Bank Spółdzielczy Leśnica 4 liga opolska. Swornica Czarnowąsy - Polonia Głubczyce 0-3

Łukasz Baliński
Łukasz Baliński
Łukasz Bawoł (z lewej) i Szymon Grek zdobyli po bramce dla Polonii.
Łukasz Bawoł (z lewej) i Szymon Grek zdobyli po bramce dla Polonii. Oliwer kubus
Wbrew wynikowi ekipa z Głubczyc wcale łatwo nie miała. Polonia wykorzystała jednak "stare grzechy" Swornicy.

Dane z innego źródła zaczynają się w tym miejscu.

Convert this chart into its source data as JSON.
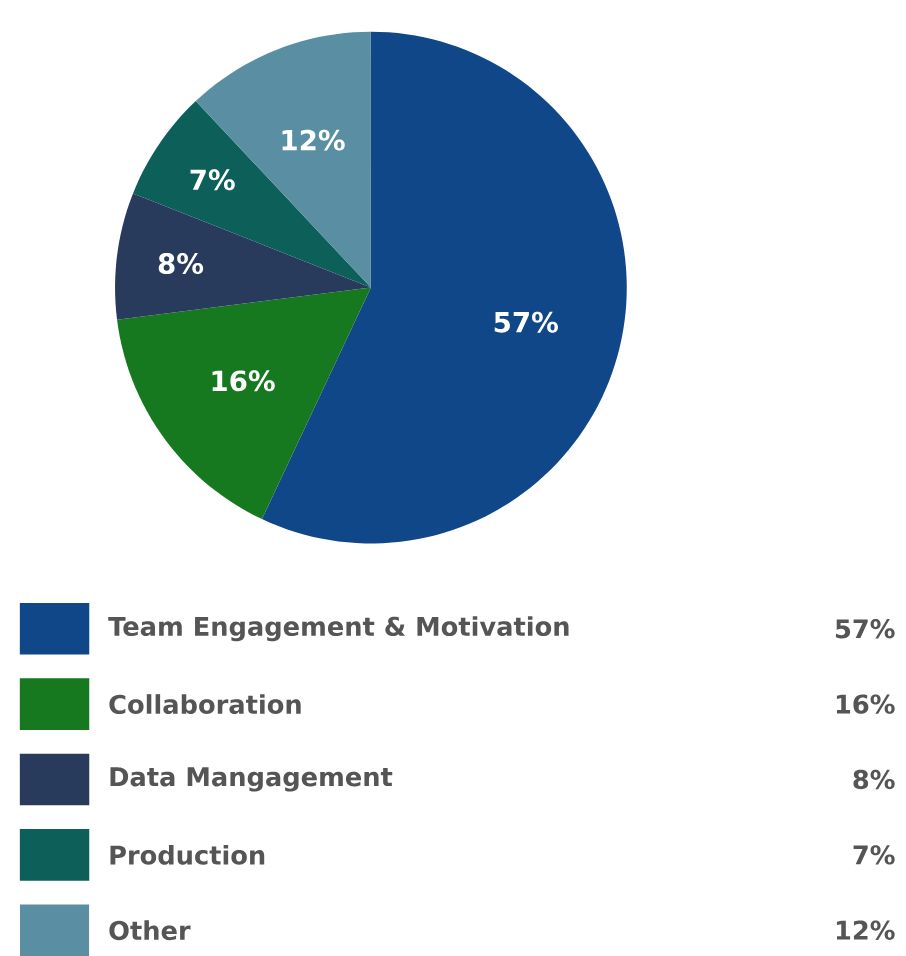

- Każde zwycięstwo, szczególnie na wyjeździe, jest bardzo cenne, tym bardziej, że wbrew wynikowi nie był to łatwy mecz - nie krył ulgi szkoleniowiec spadkowicza z 3 ligi. - Z drugiej strony powinniśmy wygrać wyżej. Przeciwnik po przerwie się odsłonił, ale nam brakowało skuteczności - przyznawał Tomasz Owczarek.

Początek spotkania należał do miejscowych, którzy nie wykorzystali jednak dwóch dobrych okazji na objęcie prowadzenia. Najpierw Przemysław Osuchowski nie dość, że niepotrzebnie próbował podawać, to jeszcze zrobił to źle, a w drugiej sytuacji Dawid Miroszka to właśnie jemu zgrał piłkę wzdłuż praktycznie „pustej bramki”, a ten stojąc na 10. metrze źle w nią uderzył.

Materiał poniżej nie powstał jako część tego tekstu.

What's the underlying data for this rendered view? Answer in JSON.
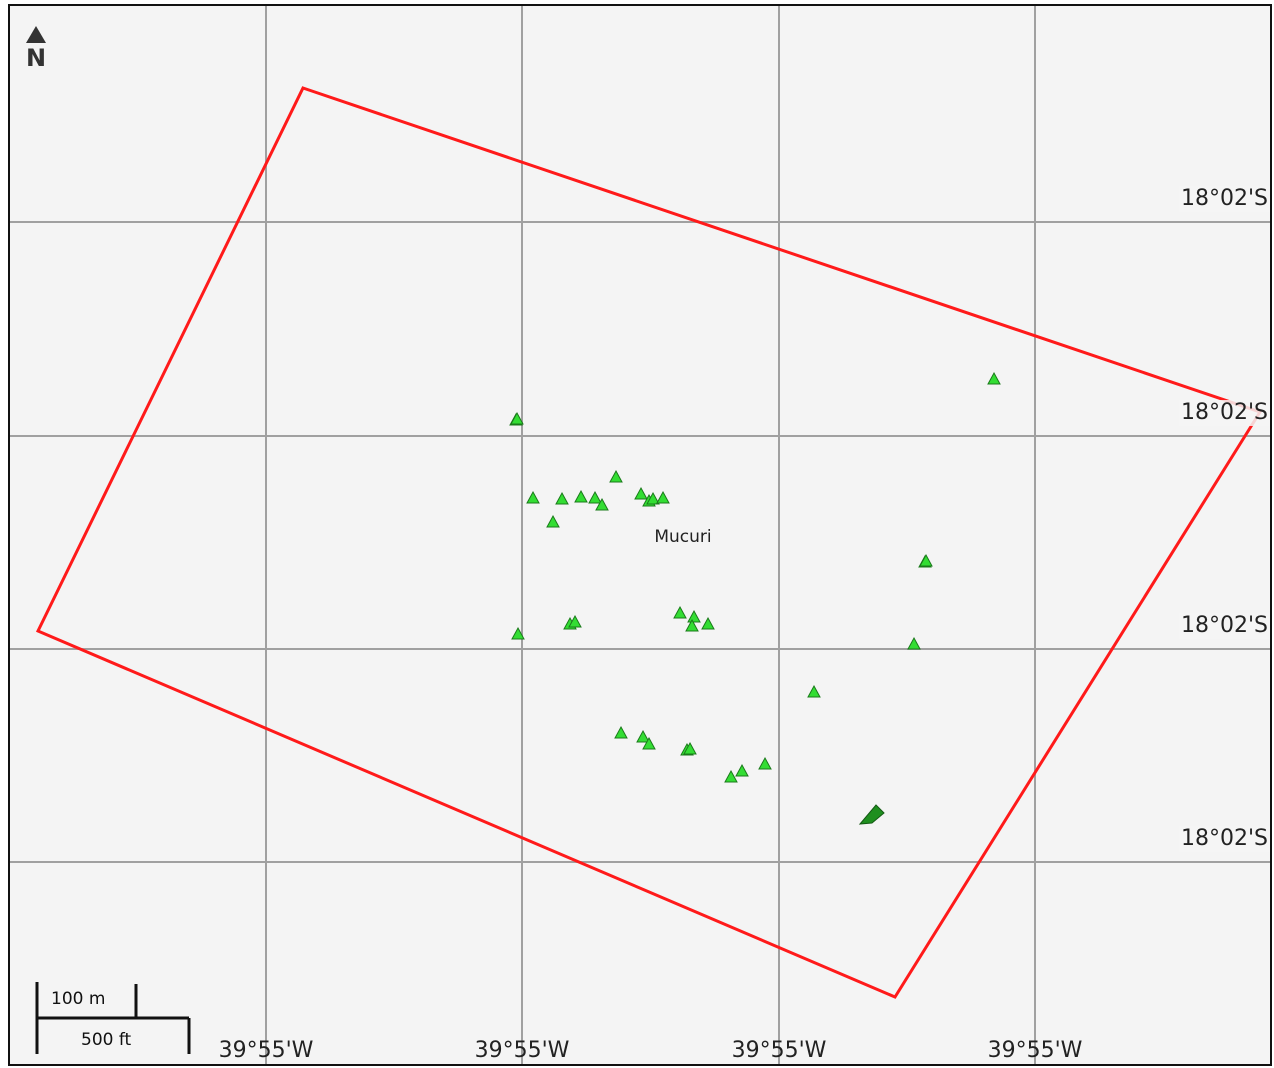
{
  "map": {
    "place_label": "Mucuri",
    "north_label": "N",
    "lat_labels": [
      "18°02'S",
      "18°02'S",
      "18°02'S",
      "18°02'S"
    ],
    "lon_labels": [
      "39°55'W",
      "39°55'W",
      "39°55'W",
      "39°55'W"
    ],
    "scale": {
      "metric": "100 m",
      "imperial": "500 ft"
    },
    "colors": {
      "background": "#f4f4f4",
      "grid": "#a0a0a0",
      "boundary": "#ff1a1a",
      "marker_fill": "#33dd33",
      "marker_stroke": "#1a7a1a",
      "ship": "#1f8f1f"
    },
    "marker_icon": "green-triangle-icon",
    "ship_icon": "ship-icon"
  }
}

Po pół godziny gry to przyjezdni zdobyli gola, gdy Felippe rozprowadził futbolówkę, otrzy-mał ją Adam Łukowski i przymierzył zza pola karnego „po długim rogu”.

- Wróciły nasze stare grzechy, gramy wyrównany mecz, a tu popełniamy głupi błąd i rywal to wykorzystuje - denerwuje się Wojciech Scisło, trener „Swory”. - Do tego w przerwie staraliśmy się zmotywować, bo czuliśmy, że rywal jest w zasięgu, ale niepotrzebnie zagraliśmy od razu va banque i ten szybko zdobył drugiego gola, także cały nasz plan dość szybko runął.

Potem jego podopieczni mieli jeszcze szansę na nawiązanie kontaktu, jednak strzał Mateusza Fiksa odbił się od spojenia. Niedługo potem miejscowych dobił Łukasz Bawoł.

Co ciekawe obie bramki przyjezdnych były do siebie dość podobne. Za każdym razem na skrzydle urywał się brazylijski skrzydłowy, dośrodkowuje w pole karne, a tam najpierw przy krótkim słupku największym sprytem wykazuje się Szymon Grek, a następnie wspomniany bombardier Polonii.

- Spotkanie było wyrównane, ale rywal był dużo skuteczniejszy i zasłużył na trzy punkty - podsumowywał Scisło.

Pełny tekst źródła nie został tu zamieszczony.